I’m sure if you already visited Puglia, you know how good is their food. If you’ve never been there, you can’t wait any longer and should go there to taste with your mouth and your eyes!
But do you know what to eat in Puglia?
Thanks to Borgo Marina Hotel in Rodi Garganico, we (a group of italian bloggers) could taste Gargano’s food specialities: bread, pizza, biscuits, focaccia… of any sort! Then citrus fruits and oil (both P.D.O. “Protected Denomination of Origin”), which intensify the taste of the fish, another tipycal product in this area.
What to eat in Puglia, especially in Gargano
Bread, pizza, biscuits
Bread and focaccia from Puglia are famous in Italy both for their flavour and for the traditional way to prepare it. I ate the most yummy focaccia in Monte Sant’Angelo with Cristina, in a typical bakery, exactly in front of Castle’s entrance.
Warm, thick and soft, the traditional focaccia is prepared with fresh tomatoes, salt, oil and oregano. In the bakery you’ll always find a fresh-made focaccia in different variations (above all with potatoes and oregano). Very reccommended is the bakery in front of the castle’s entrance, not only for the taste and genuinity of the products, but also for prices and owners’ kindness.

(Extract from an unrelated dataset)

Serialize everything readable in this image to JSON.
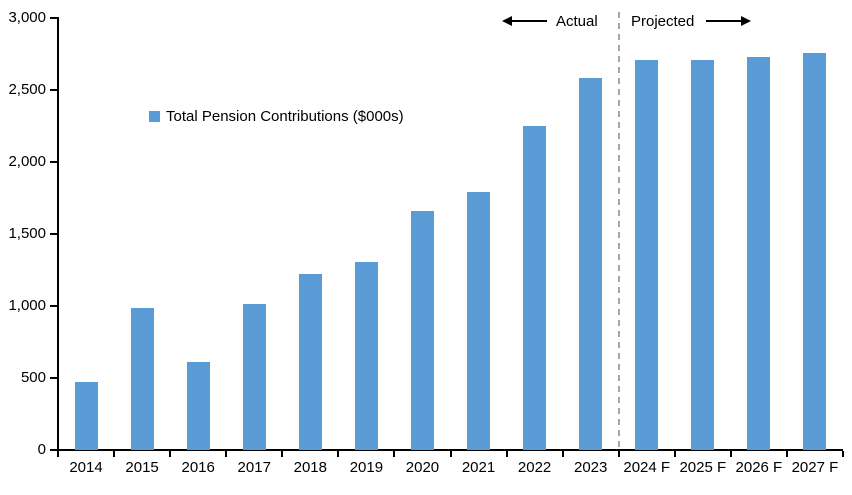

One thing you’ll often see in the streets of Gargano’s and Puglia’s villages, is street-food: sitting on the steps along the road, under the arches, in the corners, this special chefs cook in front of your eyes, all day long, typical food to be eaten while strolling. And I assure you, it has nothing to envy to those made by restaurants’!

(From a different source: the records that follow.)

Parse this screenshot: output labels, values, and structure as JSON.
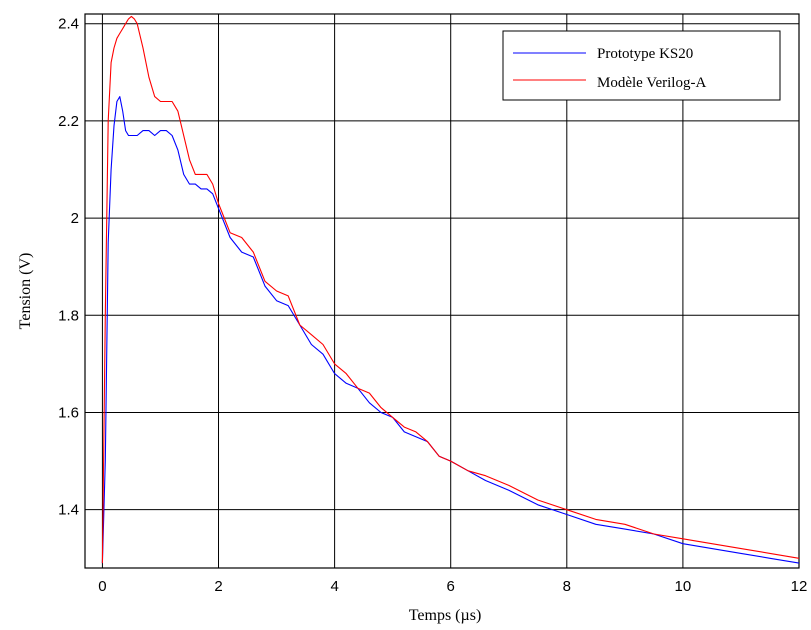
{
  "chart_data": {
    "type": "line",
    "title": "",
    "xlabel": "Temps (µs)",
    "ylabel": "Tension (V)",
    "xlim": [
      -0.3,
      12
    ],
    "ylim": [
      1.28,
      2.42
    ],
    "xticks": [
      "0",
      "2",
      "4",
      "6",
      "8",
      "10",
      "12"
    ],
    "xtick_values": [
      0,
      2,
      4,
      6,
      8,
      10,
      12
    ],
    "yticks": [
      "1.4",
      "1.6",
      "1.8",
      "2",
      "2.2",
      "2.4"
    ],
    "ytick_values": [
      1.4,
      1.6,
      1.8,
      2.0,
      2.2,
      2.4
    ],
    "grid": true,
    "legend_position": "top-right",
    "series": [
      {
        "name": "Prototype KS20",
        "color": "#0000ff",
        "x": [
          0.0,
          0.05,
          0.1,
          0.15,
          0.2,
          0.25,
          0.3,
          0.35,
          0.4,
          0.45,
          0.5,
          0.6,
          0.7,
          0.8,
          0.9,
          1.0,
          1.1,
          1.2,
          1.3,
          1.4,
          1.5,
          1.6,
          1.7,
          1.8,
          1.9,
          2.0,
          2.2,
          2.4,
          2.6,
          2.8,
          3.0,
          3.2,
          3.4,
          3.6,
          3.8,
          4.0,
          4.2,
          4.4,
          4.6,
          4.8,
          5.0,
          5.2,
          5.4,
          5.6,
          5.8,
          6.0,
          6.3,
          6.6,
          7.0,
          7.5,
          8.0,
          8.5,
          9.0,
          9.5,
          10.0,
          10.5,
          11.0,
          11.5,
          12.0
        ],
        "y": [
          1.29,
          1.5,
          1.95,
          2.1,
          2.19,
          2.24,
          2.25,
          2.22,
          2.18,
          2.17,
          2.17,
          2.17,
          2.18,
          2.18,
          2.17,
          2.18,
          2.18,
          2.17,
          2.14,
          2.09,
          2.07,
          2.07,
          2.06,
          2.06,
          2.05,
          2.02,
          1.96,
          1.93,
          1.92,
          1.86,
          1.83,
          1.82,
          1.78,
          1.74,
          1.72,
          1.68,
          1.66,
          1.65,
          1.62,
          1.6,
          1.59,
          1.56,
          1.55,
          1.54,
          1.51,
          1.5,
          1.48,
          1.46,
          1.44,
          1.41,
          1.39,
          1.37,
          1.36,
          1.35,
          1.33,
          1.32,
          1.31,
          1.3,
          1.29
        ]
      },
      {
        "name": "Modèle Verilog-A",
        "color": "#ff0000",
        "x": [
          0.0,
          0.05,
          0.1,
          0.15,
          0.2,
          0.25,
          0.3,
          0.35,
          0.4,
          0.45,
          0.5,
          0.55,
          0.6,
          0.7,
          0.8,
          0.9,
          1.0,
          1.1,
          1.2,
          1.3,
          1.4,
          1.5,
          1.6,
          1.7,
          1.8,
          1.9,
          2.0,
          2.2,
          2.4,
          2.6,
          2.8,
          3.0,
          3.2,
          3.4,
          3.6,
          3.8,
          4.0,
          4.2,
          4.4,
          4.6,
          4.8,
          5.0,
          5.2,
          5.4,
          5.6,
          5.8,
          6.0,
          6.3,
          6.6,
          7.0,
          7.5,
          8.0,
          8.5,
          9.0,
          9.5,
          10.0,
          10.5,
          11.0,
          11.5,
          12.0
        ],
        "y": [
          1.29,
          1.8,
          2.2,
          2.32,
          2.35,
          2.37,
          2.38,
          2.39,
          2.4,
          2.41,
          2.415,
          2.41,
          2.4,
          2.35,
          2.29,
          2.25,
          2.24,
          2.24,
          2.24,
          2.22,
          2.17,
          2.12,
          2.09,
          2.09,
          2.09,
          2.07,
          2.03,
          1.97,
          1.96,
          1.93,
          1.87,
          1.85,
          1.84,
          1.78,
          1.76,
          1.74,
          1.7,
          1.68,
          1.65,
          1.64,
          1.61,
          1.59,
          1.57,
          1.56,
          1.54,
          1.51,
          1.5,
          1.48,
          1.47,
          1.45,
          1.42,
          1.4,
          1.38,
          1.37,
          1.35,
          1.34,
          1.33,
          1.32,
          1.31,
          1.3
        ]
      }
    ]
  }
}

During the Blog Tour, we spent an evening at Di Fiore’s bakery, a gourmand and instructive evening.
As almost all traditional italian cuisine, also Pugliese cooking is a poor cooking, all the dishes were made with the few ingredients at poor classes’ disposal, and when cooking the intention was to do it for the whole family and also to save something for later. That’s why you can still find loaf of bread weighting more than 5 kilos!
The most typical tastes of Rodi Garganico are two: Raratura and Calzone Pasquale.
Raratura is a spiral formed pizza, and is surely the oldest Rodi’s recipe. Easy to make and very tasty, it is made using fennel seeds: all you need to do is laying the dough, sprinkle it with fennel seeds, than cutting the dough to stripes rolling them to form the spiral.
Calzone Pasquale is instead very peculiar: filled with onions, anchovies and raisins. I was perpexed when hearing the ingredients, but then I tasted it.. neither of the three different tastes prevails on the others, but, instead, they melt togheter perfectly to create a savoury sweet/salty flavour.
Two other products very typical are Pizza Rodiana and Pettoles, soaked with “vin cotto di fichi”, a kind of siroup made by the double cooking of ripe figs, also used in many other recipes. Real sweet, maybe even better than aromatic vinegar!
Citrus fruits and oil
Rodi Garganico is internationally known for the production of citrus fruits (which deserved the PGI mark), expecially for Femminello Lemons, Italy’s oldest lemon, which was exported to Canada and USA since the ‘800.
Extra-virgin oil is a P.D.O. Product. Puglia is the first in Italy for oil production, also called liquid gold, that still today here is cultivated and produced upon old traditions, and maybe that’s the reason of its taste, so dense and delicate, unique in the world.
But there’s more to it. Gargano has yet many others tastes to offer: typical Orecchiette pasta, Salicornia (also called sea asparagus), Carpino’s broad beans, Carpino’s caciocavallo mozzarella, and buffalo mozzarella of Gargano.
Mediterranean tastes which satisfy all palates.